“Reform’s Long Shadows” International Workshop

"Reform's Long Shadows" Global Reactions to Perestroika and ‘Reform and Opening Up,’ 1978-1991

Exploratory International Workshop

From October 5 to 7, 2023, we hosted Prof. Dr. Timothy Nunan and international participants at an Exploratory Workshop in Geisa.

The dual projects of “reform and opening up” in the People’s Republic of China (PRC) and perestroika in the Soviet Union (USSR) transformed Chinese and Soviet society. Deng Xiaoping and Zhao Ziyang transformed from a backward, agrarian society recovering from the turmoil of the Cultural Revolution to a country embedded in the global capitalist economy—if also one that would not hesitate to crush challenges to the Chinese Communist Party’s rule. In the Soviet Union, Mikhail Gorbachev’s efforts to revive the socialist dream led to more ambiguous results. Gorbachev’s economic reforms led to the disintegration of the Soviet economy, while attempts to introduce glasnost’, or openness, into the Soviet system, undermined Communist Party rule and opened a Pandora’s box of historical and nationalist resentments. In the last decade, historians have begun to write histories of the socialist 1980s that draw on archives, memoirs, and document markets in the former USSR and China.

To that end, Prof. Dr. Timothy Nunan (University of Regensburg) has organized, with the support of the Point Alpha Research Institute, a two-day workshop that brought scholars of international history together to Geisa to explore how state and non-state actors around the world understood and adapted to the processes of reform in the USSR and the PRC from 1978 (the rise of Deng Xiaoping) to 1991 (the dissolution of the Soviet Union). This workshop broke with convention in not being centered on workshop papers or an edited volume. Instead, our aim is to produce a small collection of translated primary source documents that can be used in future teaching on the 1980s.

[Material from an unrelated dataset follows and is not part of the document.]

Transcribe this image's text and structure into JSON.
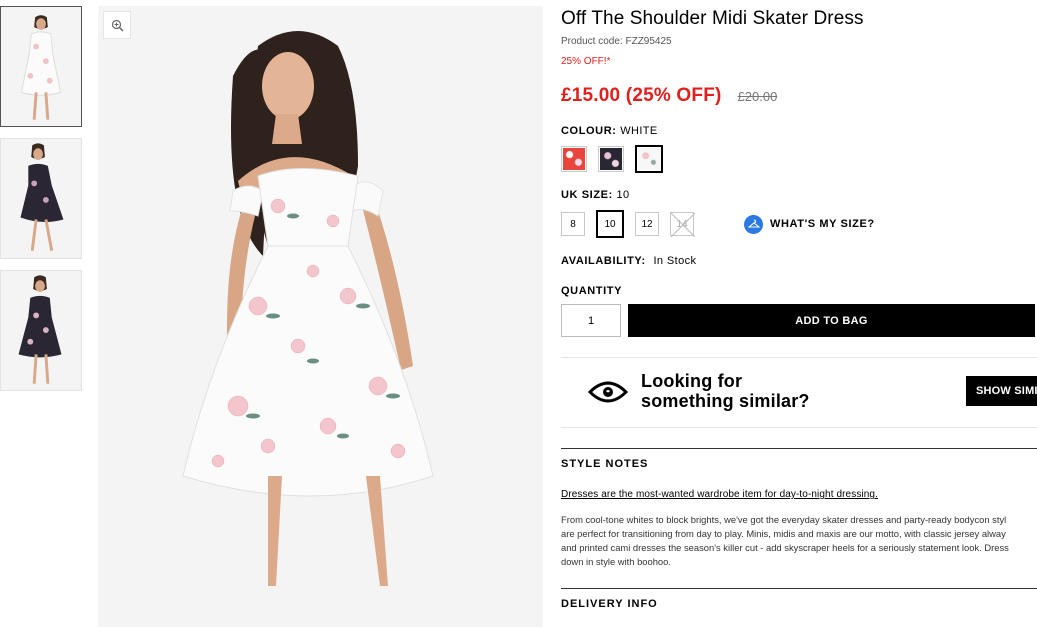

Invited scholars were asked to prepare English-language translations of a primary source document that illustrates how actors from North Korea, South Korea, Iraq, Afghanistan, Tanzania, Brazil, and Hungary perceived Soviet and Chinese reform. Over the course of our time in Geisa, invited scholars will also draft a short blurb situating and contextualizing the document for readers. A series of intense conversations and feedback over a weekend allowed the participants to produce an ultimate “deliverable,” namely a collection of sources and a jointly authored introductory essay highlighting themes across the various sources. Over the autumn and winter, these resources will be uploaded to the Wilson Center Digital Archive, available for use by students and university educators.

More ambitiously, the networks formed over two days in Geisa may be used for future third-party funding applications. Indeed, given the small size of the workshop, it would be impossible to curate a selection of documents that reflects all of the global dimensions of reactions to Chinese and Soviet reform processes. It is our hope that our discussions in Geisa and the subsequent publication of the documentary collection will spur future initiatives exploring the complex international legacies of “reform and opening” and perestroika.